T.S. Eliot’s “The Waste Land”

The Waste Land Explication

Your arms full, and your hair wet, I Could not

Speak, and my eyes failed, I was neither

Living nor dead, and I knew nothing,

Looking into the heart of light, the silence (38-41)

        This passage taken from “The Waste Land” is the voice of a male speaker describing his moment of sexual failure/impotence upon seeing the girl from his past, the hyacinth girl.  Although the girl’s “arms [are] full,” suggesting sexual energy and expression as if she is about to embrace him, the speaker’s biological senses suddenly collapse, and thus fail to respond to her sexual desire/seduction physically: He becomes mute (“I Could not Speak”) and blind (“my eyes failed”).  However, with the lost of his corporeal sight, his spiritual vision sees beyond the mortal ground where he can at least, with confidence, affirm that he is neither “living nor dead,” as if in a state of limbo/nothingness.  Though unable to verbalize his epiphany, his spiritual vision “look[s deep]…into the heart of light” and becomes aware of the “silence” that pervades this nihilistic realm.  In effect, while he is in this mental trance, all forms of his familiarity de-familiarize.  For instance, he no longer recognizes/reacts to his old acquaintance (the hyacinth girl) the way he should/is expected to, that is passionately/nostalgically.  In other words, his cognitive mechanism disintegrates, causing his social behavior to defy his character or his wishes.  His “memory,” “knowledge,” and perhaps even his “identity” efface into a nihilistic state where nothing is decipherable/explicable: “I knew nothing.”  Despite what the lushness/sexual ecstasy her “wet” hair suggests and “hyacinth” that symbolizes her fecundity, his inaction to such an enticing, pleasurable call begs questions: Can we trust the speaker’s senses?  Why does his sight fail?
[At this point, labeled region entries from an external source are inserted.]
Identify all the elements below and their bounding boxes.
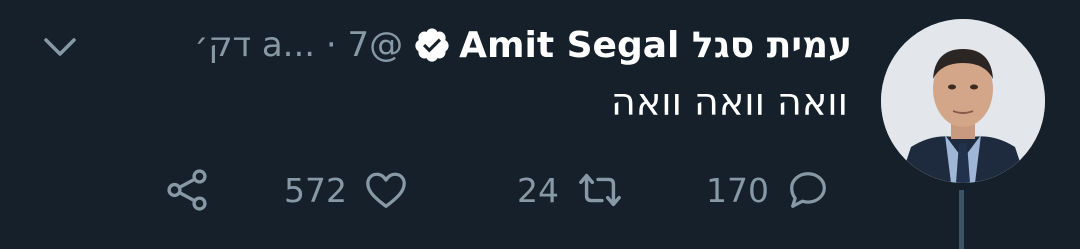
reply-button[interactable]: 170 <box>706 160 831 220</box>
reply-count: 170 <box>706 170 769 210</box>
tweet-actions: 170 24 572 <box>0 160 880 220</box>
share-icon <box>162 165 212 215</box>
thread-line <box>959 190 964 249</box>
verified-badge-icon <box>413 26 451 64</box>
author-display-name[interactable]: עמית סגל Amit Segal <box>459 25 852 66</box>
tweet-meta: @a... · 7 דק׳ <box>194 25 403 65</box>
share-button[interactable] <box>162 160 212 220</box>
tweet-text: וואה וואה וואה <box>611 80 848 124</box>
heart-icon <box>363 167 409 213</box>
tweet-header: עמית סגל Amit Segal @a... · 7 דק׳ <box>194 20 852 70</box>
retweet-count: 24 <box>517 170 559 210</box>
avatar[interactable] <box>881 19 1045 183</box>
retweet-button[interactable]: 24 <box>517 160 625 220</box>
like-count: 572 <box>284 170 347 210</box>
tweet[interactable]: עמית סגל Amit Segal @a... · 7 דק׳ וואה ו… <box>0 0 1080 249</box>
reply-icon <box>785 167 831 213</box>
chevron-down-icon[interactable] <box>40 28 80 68</box>
retweet-icon <box>575 167 625 213</box>
like-button[interactable]: 572 <box>284 160 409 220</box>
meta-separator: · <box>325 25 337 65</box>
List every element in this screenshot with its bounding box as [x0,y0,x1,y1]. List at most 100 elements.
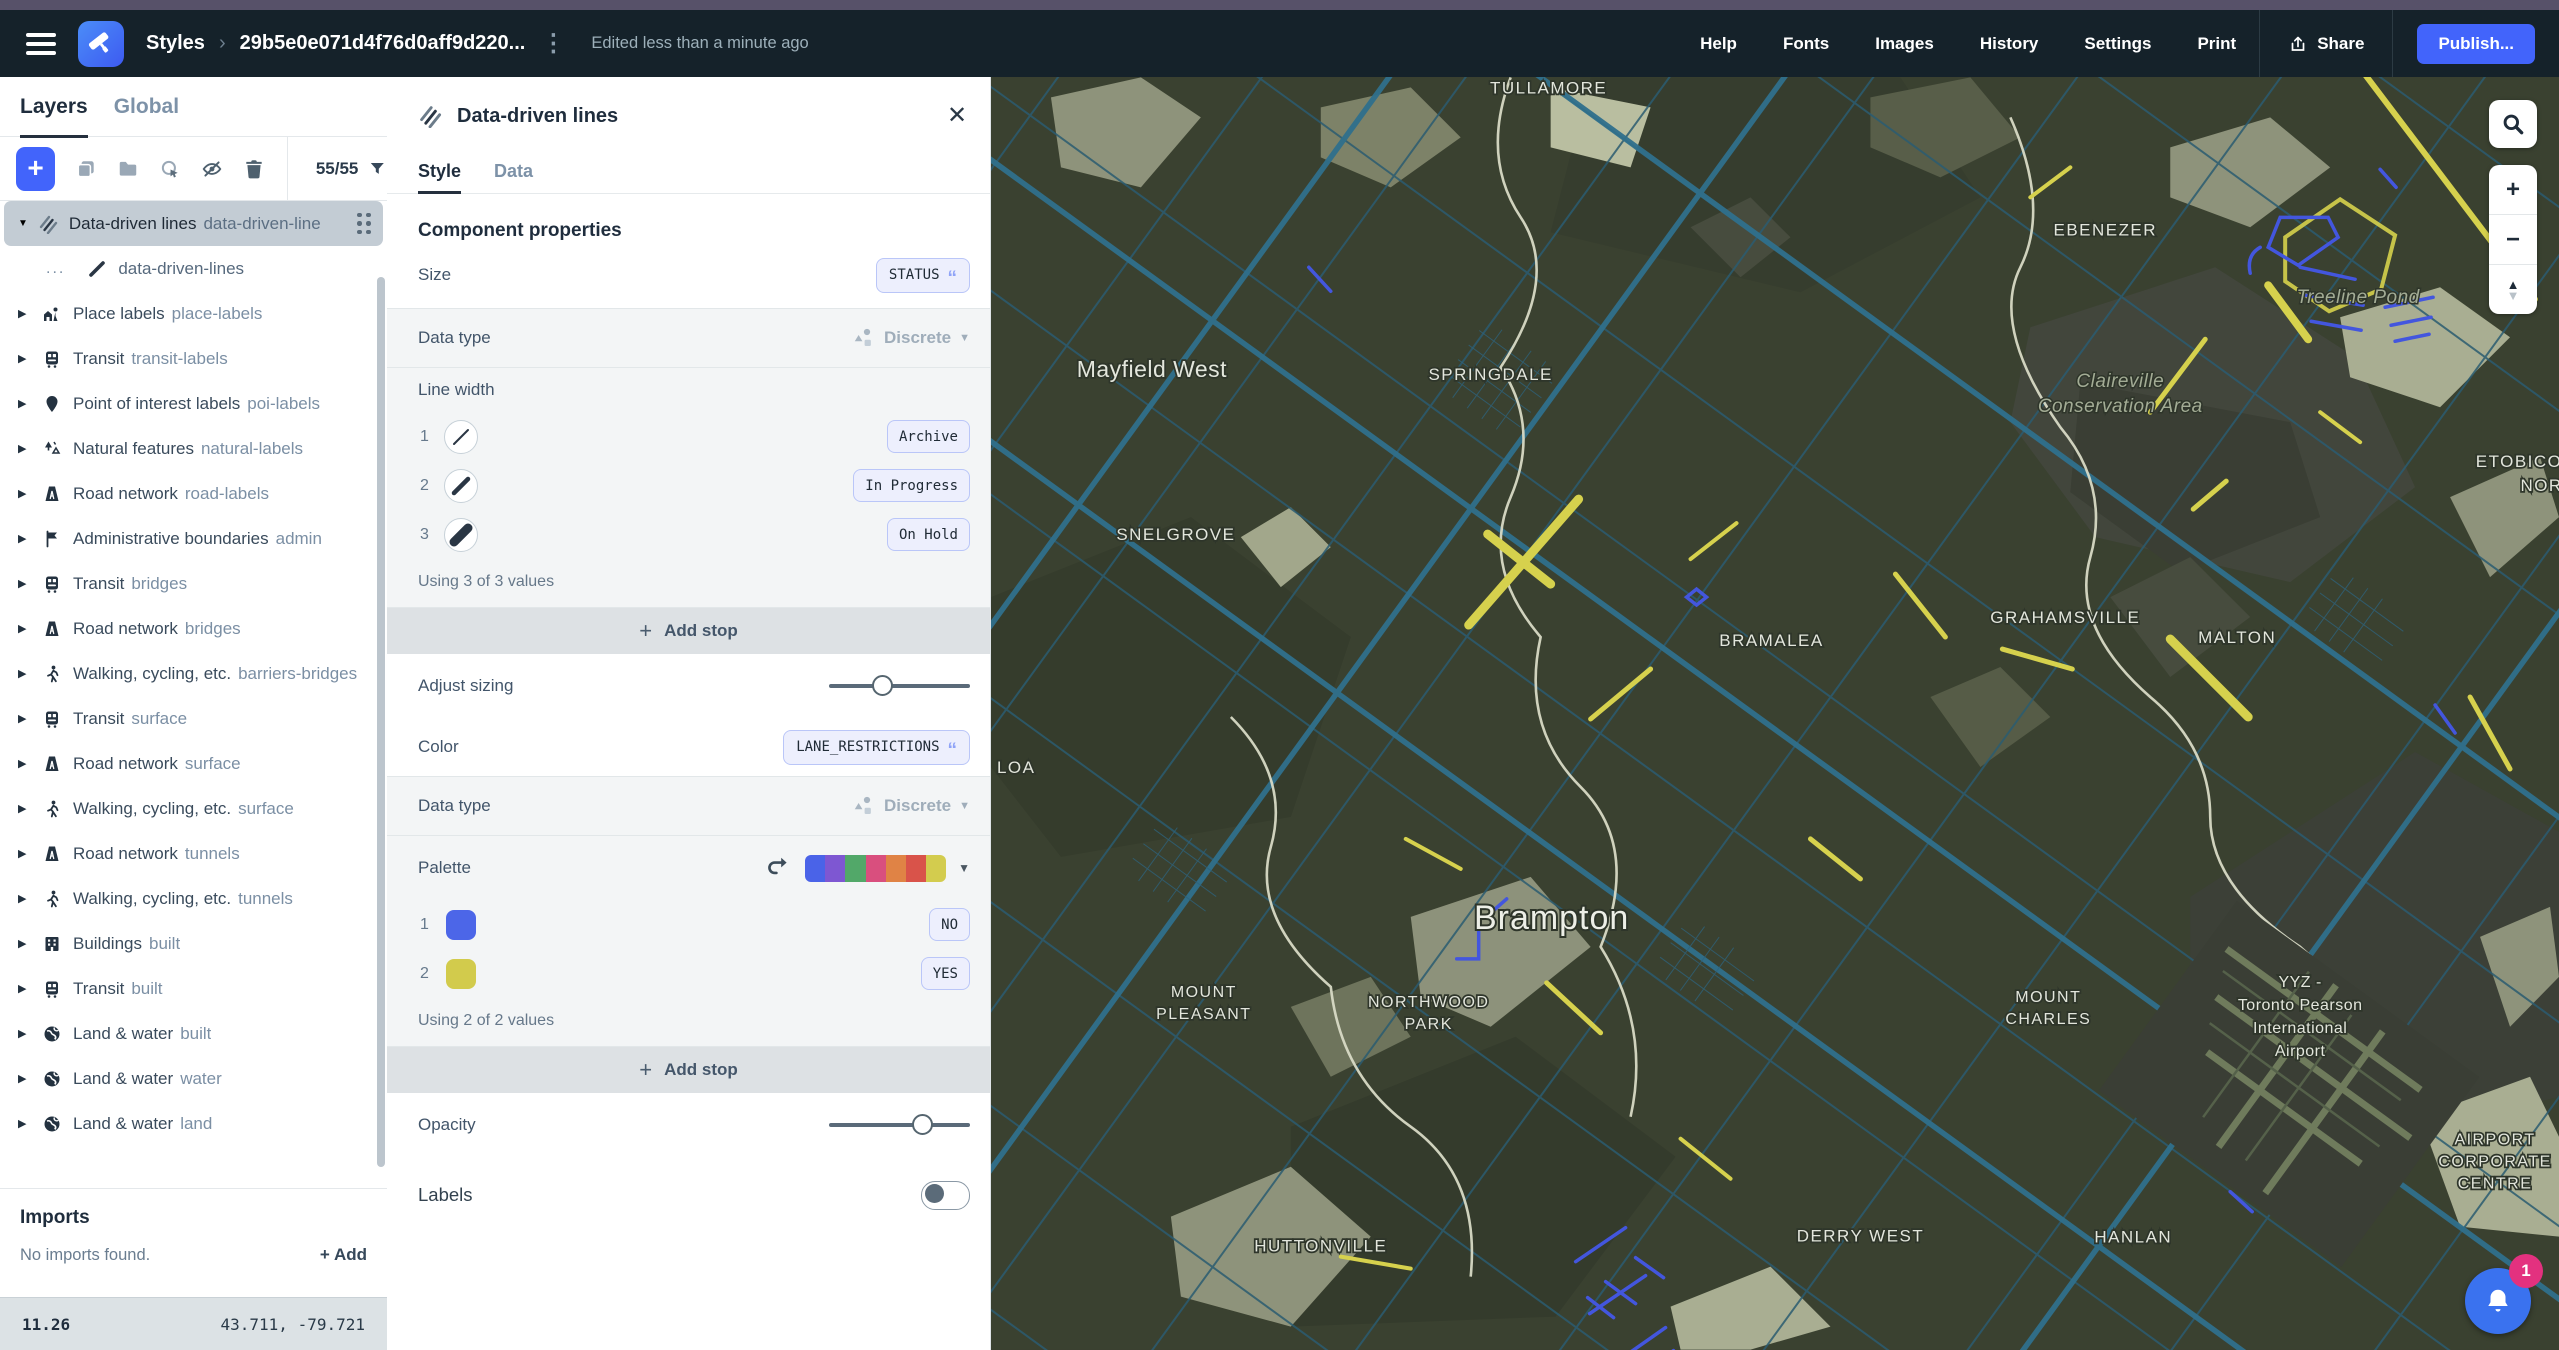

Why is his sensory-collapsing epiphany ineffable? Could it be that the hyacinth girl is only an oasis, an optical illusion the speaker thirsts for in the desert?  If the hyacinth girl does in fact represent the normalcy and fruitfulness of the past that is no longer possible in the Waste Land, then Eliot in this passage is wistfully delineating a bleak, barren view of the modernists whose sexual/mental intercourse has fragmented abysmally.